The DEA did not immediately respond to a request for comment.
Attention to detail
Applicants should prepare a litany of other documentation before filing, including:
Full standard operating procedures (SOPs).
Training records and employee qualifications.
Quality management, inventory, tracking and security systems.
Facility layouts and controls.
Audit reports, ideally with third-party certifications.
Active local and state permits/licenses.
Corporate structure and full ownership charts.
From an application standpoint, attention to detail is everything, according to Kim Anzarut Stuck, founder of Portland, Ore.-based Allay Consulting LLC.
“Inconsistencies, vague answers, or missing documentation will slow you down or get you denied,” she told Cultivated via email. “You need to clearly demonstrate that you operated within state regulations, that you have a strong compliance history, and that you’ve taken steps to align with federal expectations moving forward.”
Certifications for Current Good Manufacturing Practice (cGMP) and Occupational Safety and Health Administration are particularly helpful, she added.
The gotcha questions
The liability section of the application requires the most careful preparation, says Shay Aaron Gilmore, a California cannabis and hemp business attorney.
That’s because of four key questions inquiring about controlled substances, criminal charges, prior registrations and related enforcement actions.

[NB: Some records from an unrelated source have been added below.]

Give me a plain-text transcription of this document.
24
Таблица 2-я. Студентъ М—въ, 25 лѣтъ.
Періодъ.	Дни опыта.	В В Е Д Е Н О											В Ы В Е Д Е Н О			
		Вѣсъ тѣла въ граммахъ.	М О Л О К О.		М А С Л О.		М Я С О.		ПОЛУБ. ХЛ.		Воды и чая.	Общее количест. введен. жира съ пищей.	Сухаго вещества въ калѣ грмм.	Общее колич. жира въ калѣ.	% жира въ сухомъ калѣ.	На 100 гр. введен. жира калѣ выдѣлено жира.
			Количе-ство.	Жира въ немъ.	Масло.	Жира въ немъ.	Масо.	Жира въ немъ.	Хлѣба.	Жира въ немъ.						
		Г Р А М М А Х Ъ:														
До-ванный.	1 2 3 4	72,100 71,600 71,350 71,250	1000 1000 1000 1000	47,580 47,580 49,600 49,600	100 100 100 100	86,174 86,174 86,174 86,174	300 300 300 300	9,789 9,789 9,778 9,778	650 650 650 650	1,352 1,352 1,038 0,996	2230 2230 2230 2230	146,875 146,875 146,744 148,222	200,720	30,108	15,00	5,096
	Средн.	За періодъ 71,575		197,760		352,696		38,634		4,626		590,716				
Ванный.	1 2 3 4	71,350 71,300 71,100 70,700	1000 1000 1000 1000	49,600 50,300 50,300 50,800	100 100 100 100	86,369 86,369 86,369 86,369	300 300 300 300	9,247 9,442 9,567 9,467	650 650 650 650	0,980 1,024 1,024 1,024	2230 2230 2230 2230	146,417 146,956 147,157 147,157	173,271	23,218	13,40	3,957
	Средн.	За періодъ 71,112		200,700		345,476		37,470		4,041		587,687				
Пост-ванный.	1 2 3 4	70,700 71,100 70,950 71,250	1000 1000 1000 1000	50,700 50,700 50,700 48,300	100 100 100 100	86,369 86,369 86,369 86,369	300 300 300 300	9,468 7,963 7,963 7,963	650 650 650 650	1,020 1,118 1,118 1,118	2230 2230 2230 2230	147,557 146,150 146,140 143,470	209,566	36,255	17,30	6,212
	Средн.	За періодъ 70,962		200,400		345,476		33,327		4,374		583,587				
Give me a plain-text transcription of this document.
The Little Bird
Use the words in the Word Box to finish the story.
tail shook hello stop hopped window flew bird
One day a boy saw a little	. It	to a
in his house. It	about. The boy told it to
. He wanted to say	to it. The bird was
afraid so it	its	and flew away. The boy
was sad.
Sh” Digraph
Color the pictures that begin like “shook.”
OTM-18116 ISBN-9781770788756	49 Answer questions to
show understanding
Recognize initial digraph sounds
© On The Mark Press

Has the applicant ever been convicted of a crime in connection with controlled substances under state or federal law?
Has the applicant ever surrendered (for cause) or had a federal controlled substance registration revoked, suspended, restricted, or denied?
Has the applicant ever surrendered (for cause) or had a state professional license or controlled substance registration revoked, suspended, denied, restricted, or placed on probation?
For corporations, partnerships, and associations: has any officer, partner, stockholder, or proprietor been convicted or had registrations revoked as above?
“When it comes to prior cannabis activity, honesty is critical,” Gilmore told Cultivated. “Most applicants will have operated in state-legal markets that were federally illegal at the time. That’s understood. What matters is how you present it.”
Avoid getting creative on the DEA application, particularly with so many unknowns regarding the approval process, says Amber D. Lengacher, founder and CEO of Purple Circle LLC, a cannabis consultancy based in Lakewood, Co.
“As an attorney who has helped businesses submit DEA applications in the past, it's very important to assume that every disclosure will be scrutinized and any omission will be viewed as a red flag,” she told Cultivated.